Es increíble el resultado de los análisis del agua de Sant Jordi. 16 veces más sal de la que se considera ‘agua potable’. A mí, sin embargo, no me han sorprendido. Me explico. Los resultados del agua que leerán publicados hoy en este periódico corresponden a un análisis del agua que sale por el grifo de mi casa. Es el agua con el que he crecido y con el que creo que seguiré viviendo hasta que abandone el municipio para emanciparme. Nuestro alcalde promete agua buena antes del verano que viene. Para los vecinos son sólo cantos de sirena que se repiten en bucle legislatura tras legislatura. El agua siempre ha sido mala, es mala y estamos seguros de que seguirá siendo mala.

Al ver los resultados algunos compañeros míos mostraron, medio en broma, cierta compasión: «¿Quieres venirte a duchar a casa estos días?», bromeaba un compañero. «Estos días» -pensé-, realmente la gente cree que es cosa de estos días, en los que el problema ha empezado a ser visible en los medios, pero no.

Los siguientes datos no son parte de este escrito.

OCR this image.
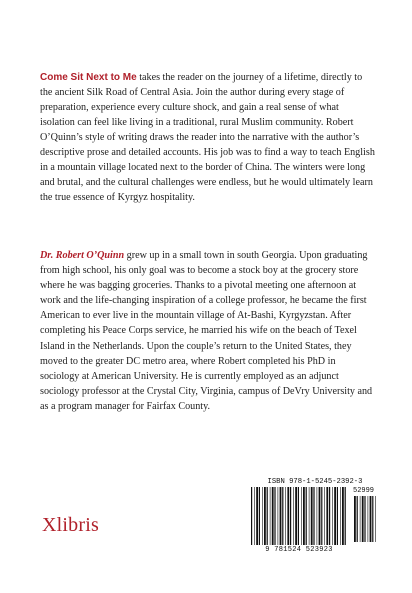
Come Sit Next to Me takes the reader on the journey of a lifetime, directly to the ancient Silk Road of Central Asia. Join the author during every stage of preparation, experience every culture shock, and gain a real sense of what isolation can feel like living in a traditional, rural Muslim community. Robert O’Quinn’s style of writing draws the reader into the narrative with the author’s descriptive prose and detailed accounts. His job was to find a way to teach English in a mountain village located next to the border of China. The winters were long and brutal, and the cultural challenges were endless, but he would ultimately learn the true essence of Kyrgyz hospitality.
Dr. Robert O’Quinn grew up in a small town in south Georgia. Upon graduating from high school, his only goal was to become a stock boy at the grocery store where he was bagging groceries. Thanks to a pivotal meeting one afternoon at work and the life-changing inspiration of a college professor, he became the first American to ever live in the mountain village of At-Bashi, Kyrgyzstan. After completing his Peace Corps service, he married his wife on the beach of Texel Island in the Netherlands. Upon the couple’s return to the United States, they moved to the greater DC metro area, where Robert completed his PhD in sociology at American University. He is currently employed as an adjunct sociology professor at the Crystal City, Virginia, campus of DeVry University and as a program manager for Fairfax County.
Xlibris
ISBN 978-1-5245-2392-3
52999
9 781524 523923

Prueba de ello son los grifos que se han podrido prematuramente por la cantidad de cal y sal exagerada del agua, los lavavajillas que han acabado en el desgüace por no aguantar lo que los análisis definen como «sabor salobre», o las lavadoras que, tal vez por la sal o tal vez por el exceso de suavizante, acabaron sus días siendo jóvenes.

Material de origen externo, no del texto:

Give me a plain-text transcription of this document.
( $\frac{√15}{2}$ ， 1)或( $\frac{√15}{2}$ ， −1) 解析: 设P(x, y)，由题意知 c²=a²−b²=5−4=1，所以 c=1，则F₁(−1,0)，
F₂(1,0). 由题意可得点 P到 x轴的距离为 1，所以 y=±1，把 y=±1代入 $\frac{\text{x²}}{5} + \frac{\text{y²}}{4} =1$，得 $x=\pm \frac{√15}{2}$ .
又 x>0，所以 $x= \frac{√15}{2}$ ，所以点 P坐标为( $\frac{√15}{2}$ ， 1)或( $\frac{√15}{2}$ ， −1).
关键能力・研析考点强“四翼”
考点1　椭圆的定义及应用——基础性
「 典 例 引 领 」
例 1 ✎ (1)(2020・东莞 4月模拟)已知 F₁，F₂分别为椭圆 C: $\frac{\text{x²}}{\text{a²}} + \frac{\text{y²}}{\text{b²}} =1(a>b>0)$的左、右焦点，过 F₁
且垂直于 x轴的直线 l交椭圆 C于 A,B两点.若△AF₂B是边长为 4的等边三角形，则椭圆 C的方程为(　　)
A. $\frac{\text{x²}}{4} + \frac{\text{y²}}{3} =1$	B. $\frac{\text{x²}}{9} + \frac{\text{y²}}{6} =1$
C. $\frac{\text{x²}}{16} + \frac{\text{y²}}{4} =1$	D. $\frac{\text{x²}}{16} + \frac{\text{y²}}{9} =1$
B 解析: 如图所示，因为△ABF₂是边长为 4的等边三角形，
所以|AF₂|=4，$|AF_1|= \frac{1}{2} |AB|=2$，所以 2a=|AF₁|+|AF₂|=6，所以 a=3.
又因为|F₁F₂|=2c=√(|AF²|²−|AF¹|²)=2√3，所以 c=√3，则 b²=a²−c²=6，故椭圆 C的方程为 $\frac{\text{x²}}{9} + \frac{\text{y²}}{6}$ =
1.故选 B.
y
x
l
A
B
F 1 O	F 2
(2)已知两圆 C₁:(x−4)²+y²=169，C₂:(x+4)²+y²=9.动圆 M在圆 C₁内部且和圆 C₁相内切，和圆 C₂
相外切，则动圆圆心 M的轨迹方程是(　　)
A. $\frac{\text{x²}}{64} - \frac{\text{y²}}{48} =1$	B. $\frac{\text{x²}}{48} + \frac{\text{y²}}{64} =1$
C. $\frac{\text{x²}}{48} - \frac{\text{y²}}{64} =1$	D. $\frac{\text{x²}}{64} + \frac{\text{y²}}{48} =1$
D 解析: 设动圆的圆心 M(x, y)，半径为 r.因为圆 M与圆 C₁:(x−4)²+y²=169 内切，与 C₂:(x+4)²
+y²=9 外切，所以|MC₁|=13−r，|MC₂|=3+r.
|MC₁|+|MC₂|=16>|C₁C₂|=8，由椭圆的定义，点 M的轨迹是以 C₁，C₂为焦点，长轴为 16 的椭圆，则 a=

Mientras en casa los electrodomésticos se suicidaban poco a poco, y el jabón en la ducha no hacía espuma, crecí viendo los reportajes de España Directo en los que había pueblos viviendo auténticos dramas porque tenían que comprar agua en el supermercado para poder beber. ¿Se imaginan no poder beber el agua que sale de sus grifos? Menos mal que vivimos en el paraíso.